Comparison test

Photo by rawpixel on Unsplash

Designers learn early on that they should never produce one version of a design. Instead, they produce a small handful of designs, say 3-5, that allows them to explore alternatives. Either the client decides which one they prefer or they decide to put it to the vote by asking users.

Researchers who should know better sometimes refer to this as A/B testing. They have two designs, A and B, and then attempt to find out which one participants prefer.

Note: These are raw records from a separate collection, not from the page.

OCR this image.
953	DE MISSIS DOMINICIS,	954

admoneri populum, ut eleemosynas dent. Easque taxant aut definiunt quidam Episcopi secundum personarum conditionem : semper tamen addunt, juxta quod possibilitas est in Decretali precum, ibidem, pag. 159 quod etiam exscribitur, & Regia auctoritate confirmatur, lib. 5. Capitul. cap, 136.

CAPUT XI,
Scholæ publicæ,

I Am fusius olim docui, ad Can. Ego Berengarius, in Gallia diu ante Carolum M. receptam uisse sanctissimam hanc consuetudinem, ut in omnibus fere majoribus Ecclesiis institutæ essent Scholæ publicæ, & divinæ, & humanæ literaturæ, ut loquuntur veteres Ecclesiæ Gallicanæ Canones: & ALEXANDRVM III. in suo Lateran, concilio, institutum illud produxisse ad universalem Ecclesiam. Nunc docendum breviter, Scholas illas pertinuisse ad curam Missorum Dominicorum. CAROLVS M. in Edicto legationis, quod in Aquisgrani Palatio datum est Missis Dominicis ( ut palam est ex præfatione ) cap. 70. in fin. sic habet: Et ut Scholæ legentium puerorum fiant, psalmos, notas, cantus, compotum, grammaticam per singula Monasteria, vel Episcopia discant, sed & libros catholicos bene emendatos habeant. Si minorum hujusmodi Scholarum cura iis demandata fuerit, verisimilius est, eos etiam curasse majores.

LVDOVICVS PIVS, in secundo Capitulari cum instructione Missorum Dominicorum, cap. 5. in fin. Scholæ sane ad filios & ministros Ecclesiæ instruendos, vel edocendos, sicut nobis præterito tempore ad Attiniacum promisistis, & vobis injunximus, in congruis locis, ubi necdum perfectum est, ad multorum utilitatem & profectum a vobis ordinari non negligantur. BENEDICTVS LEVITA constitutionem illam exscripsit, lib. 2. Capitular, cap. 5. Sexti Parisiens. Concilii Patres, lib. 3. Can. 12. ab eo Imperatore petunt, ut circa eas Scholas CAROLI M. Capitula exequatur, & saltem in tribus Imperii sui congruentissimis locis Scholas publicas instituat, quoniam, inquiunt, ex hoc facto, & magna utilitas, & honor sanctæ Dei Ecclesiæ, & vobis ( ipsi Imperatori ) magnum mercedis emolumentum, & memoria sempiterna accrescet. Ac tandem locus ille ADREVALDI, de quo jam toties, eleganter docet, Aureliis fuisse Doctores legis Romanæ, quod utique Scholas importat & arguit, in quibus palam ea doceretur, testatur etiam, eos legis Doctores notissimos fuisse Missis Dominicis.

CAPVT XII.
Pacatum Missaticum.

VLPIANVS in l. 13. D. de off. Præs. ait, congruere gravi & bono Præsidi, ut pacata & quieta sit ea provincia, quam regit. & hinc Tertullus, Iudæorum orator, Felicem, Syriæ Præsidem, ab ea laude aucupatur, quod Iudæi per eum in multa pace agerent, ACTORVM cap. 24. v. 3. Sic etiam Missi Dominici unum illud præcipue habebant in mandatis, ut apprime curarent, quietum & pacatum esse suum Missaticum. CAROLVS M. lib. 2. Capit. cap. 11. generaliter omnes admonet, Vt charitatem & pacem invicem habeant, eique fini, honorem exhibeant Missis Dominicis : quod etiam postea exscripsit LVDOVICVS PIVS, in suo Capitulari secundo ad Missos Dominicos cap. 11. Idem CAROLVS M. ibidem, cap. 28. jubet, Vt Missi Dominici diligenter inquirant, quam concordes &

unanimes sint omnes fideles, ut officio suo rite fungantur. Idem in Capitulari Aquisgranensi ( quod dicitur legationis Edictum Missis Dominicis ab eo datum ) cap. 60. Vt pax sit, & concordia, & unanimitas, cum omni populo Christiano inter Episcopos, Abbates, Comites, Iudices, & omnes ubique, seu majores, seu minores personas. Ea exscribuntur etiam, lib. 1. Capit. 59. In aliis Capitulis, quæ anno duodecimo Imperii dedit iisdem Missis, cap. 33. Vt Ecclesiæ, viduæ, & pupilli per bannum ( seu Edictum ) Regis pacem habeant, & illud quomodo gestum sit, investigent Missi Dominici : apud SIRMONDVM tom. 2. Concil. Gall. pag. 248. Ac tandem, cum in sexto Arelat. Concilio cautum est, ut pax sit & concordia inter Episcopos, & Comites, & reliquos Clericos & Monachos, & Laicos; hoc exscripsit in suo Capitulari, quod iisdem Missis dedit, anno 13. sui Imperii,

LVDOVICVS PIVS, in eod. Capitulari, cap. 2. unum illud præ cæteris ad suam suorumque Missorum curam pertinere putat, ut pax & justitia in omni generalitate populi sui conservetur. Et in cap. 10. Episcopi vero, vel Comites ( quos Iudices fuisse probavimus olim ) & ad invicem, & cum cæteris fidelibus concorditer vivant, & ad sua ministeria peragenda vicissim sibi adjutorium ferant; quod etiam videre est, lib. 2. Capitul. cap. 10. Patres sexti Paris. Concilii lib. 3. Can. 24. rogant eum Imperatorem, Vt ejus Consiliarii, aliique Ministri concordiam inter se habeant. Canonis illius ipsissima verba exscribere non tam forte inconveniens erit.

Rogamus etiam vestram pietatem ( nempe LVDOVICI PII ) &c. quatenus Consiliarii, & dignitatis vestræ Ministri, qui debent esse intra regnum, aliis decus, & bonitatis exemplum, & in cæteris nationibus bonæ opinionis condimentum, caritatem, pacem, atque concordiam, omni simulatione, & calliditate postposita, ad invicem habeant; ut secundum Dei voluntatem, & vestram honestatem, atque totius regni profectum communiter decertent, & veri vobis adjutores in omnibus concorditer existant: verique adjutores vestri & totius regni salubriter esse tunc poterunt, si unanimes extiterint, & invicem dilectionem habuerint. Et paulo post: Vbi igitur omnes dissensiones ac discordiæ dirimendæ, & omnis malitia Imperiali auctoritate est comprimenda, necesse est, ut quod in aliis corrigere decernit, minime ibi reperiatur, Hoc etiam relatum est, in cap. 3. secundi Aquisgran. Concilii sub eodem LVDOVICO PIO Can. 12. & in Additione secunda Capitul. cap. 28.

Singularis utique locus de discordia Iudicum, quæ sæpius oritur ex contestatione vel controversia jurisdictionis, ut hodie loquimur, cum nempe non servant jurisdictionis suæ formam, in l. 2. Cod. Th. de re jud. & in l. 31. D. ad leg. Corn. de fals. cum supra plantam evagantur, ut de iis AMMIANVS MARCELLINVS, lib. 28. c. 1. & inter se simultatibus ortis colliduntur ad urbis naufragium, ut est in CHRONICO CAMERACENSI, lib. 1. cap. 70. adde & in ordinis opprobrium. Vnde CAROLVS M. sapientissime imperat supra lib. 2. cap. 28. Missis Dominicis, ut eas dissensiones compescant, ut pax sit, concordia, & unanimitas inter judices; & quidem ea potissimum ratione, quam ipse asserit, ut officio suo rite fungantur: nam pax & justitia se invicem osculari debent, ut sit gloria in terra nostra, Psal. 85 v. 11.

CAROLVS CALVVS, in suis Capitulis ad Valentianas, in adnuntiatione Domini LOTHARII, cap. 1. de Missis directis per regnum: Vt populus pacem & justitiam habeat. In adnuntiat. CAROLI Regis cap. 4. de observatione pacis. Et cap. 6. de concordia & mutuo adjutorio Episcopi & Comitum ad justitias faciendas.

This is not A/B testing. This is preference testing. The difference is not a semantic one. In our book, Think Like a UX Researcher, Philip Hodgson and I distinguish between three kinds of UX research evidence:

  • Strong evidence: this comes from target users doing tasks or engaging in some activity that is relevant to the product being designed.
  • Moderately strong evidence: this comes from studies that at least include carrying out tasks. This could be by users or by usability experts, and may involve self-reporting of actual behaviours.
  • Weak evidence: this results from methods that are either flawed or are little better than guesswork.

Preference testing provides weak evidence — evidence so weak it is worthless. In contrast, A/B testing provides strong research evidence.

What is A/B Testing?

A/B testing, as opposed to preference testing, is a form of multivariate testing. A/B testing takes place on a live web site. Half the visitors see one version of a page (Design A) and the other half see a slightly different version of the page (Design B). Development teams use A/B tests to test calls to action, product pricing and images on landing pages. The "winner" of an A/B test is the design that best drives the behaviour you want (such as purchases, donations or sign-ups to a newsletter).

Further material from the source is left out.